Recentemente, o professor Claudio Magris me contava que havia visitado as lendárias fábricas de aço de Lenin em Gdansk, hoje transformadas em um museu do Solidarnosc, o movimento sindical e político que, na Polônia, contribuiu para derrubar o regime do chamado socialismo real.

O grande escritor triestino expressou-se assim sobre o que pôde constatar durante aquela visita: “Eu vi plasticamente o crepúsculo da classe operária. E é uma catástrofe, porque foi a única classe, como tal, portadora do universal”.

Quando a pandemia do coronavírus, depois de ter percorrido o seu trajeto, desaparecer do nosso horizonte, será útil, com base nas lições que ele nos impuser, redefinir as nossas prioridades nas agendas políticas e sociais.

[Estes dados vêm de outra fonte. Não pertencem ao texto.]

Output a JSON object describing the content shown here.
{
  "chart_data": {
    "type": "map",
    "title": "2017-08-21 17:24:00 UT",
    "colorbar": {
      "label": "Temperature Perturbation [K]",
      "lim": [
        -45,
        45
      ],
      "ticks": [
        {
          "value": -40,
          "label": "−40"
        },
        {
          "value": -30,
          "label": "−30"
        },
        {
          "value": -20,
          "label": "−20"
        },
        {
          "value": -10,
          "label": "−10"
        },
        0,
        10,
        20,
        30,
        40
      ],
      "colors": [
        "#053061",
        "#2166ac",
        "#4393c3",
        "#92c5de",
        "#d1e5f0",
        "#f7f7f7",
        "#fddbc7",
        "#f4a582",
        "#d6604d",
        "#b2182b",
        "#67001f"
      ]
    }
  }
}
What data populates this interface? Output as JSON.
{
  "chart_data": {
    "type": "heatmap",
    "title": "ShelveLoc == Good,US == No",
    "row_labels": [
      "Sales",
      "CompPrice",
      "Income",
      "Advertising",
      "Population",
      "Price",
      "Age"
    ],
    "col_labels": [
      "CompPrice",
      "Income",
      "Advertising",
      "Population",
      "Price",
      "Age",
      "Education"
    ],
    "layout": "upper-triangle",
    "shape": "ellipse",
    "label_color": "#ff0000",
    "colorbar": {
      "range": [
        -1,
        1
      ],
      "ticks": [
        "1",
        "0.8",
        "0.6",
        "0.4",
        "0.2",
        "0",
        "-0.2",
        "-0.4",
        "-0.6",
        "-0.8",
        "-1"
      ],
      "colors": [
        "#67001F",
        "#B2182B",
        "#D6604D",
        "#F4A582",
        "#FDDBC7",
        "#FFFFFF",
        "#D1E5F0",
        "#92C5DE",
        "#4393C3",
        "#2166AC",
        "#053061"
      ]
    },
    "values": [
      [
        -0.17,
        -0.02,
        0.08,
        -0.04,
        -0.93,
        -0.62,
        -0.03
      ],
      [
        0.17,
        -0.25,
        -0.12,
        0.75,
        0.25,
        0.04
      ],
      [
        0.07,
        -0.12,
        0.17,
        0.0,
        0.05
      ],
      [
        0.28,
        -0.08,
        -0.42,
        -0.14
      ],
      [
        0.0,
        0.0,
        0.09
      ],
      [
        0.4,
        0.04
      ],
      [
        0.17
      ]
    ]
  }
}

Deveremos reaprender a construir sociedades e comunidades, deveremos reaprender a respeitar os valores que nos enraízam em uma identidade democrática substancial, não em uma retórica da democracia que flutua sobre o caos das opiniões, no magma dos narcisismos contrapostos de uma classe dominante medíocre e sem autoridade.

Será necessário reaprender o respeito por aqueles que edificam e não por aqueles que fazem barulho, e a classe operária é a força edificante que pertence à centralidade democrática.

Em conclusão, permitam-me fazer uma última pergunta: o que 30 mil militares estadunidenses, totalmente armados e movendo-se sem precauções, estão fazendo na Itália e em toda a Europa neste momento? Eu respondo por conta própria, com uma mensagem de WhatsApp que recebi: a China nos envia 1.000 respiradores e 100.000 máscaras; a União Europeia, um boleto de 100 bilhões para os seus bancos; os EUA, 30 mil fuzileiros navais em formação de guerra. Talvez devêssemos rever as nossas “amizades”.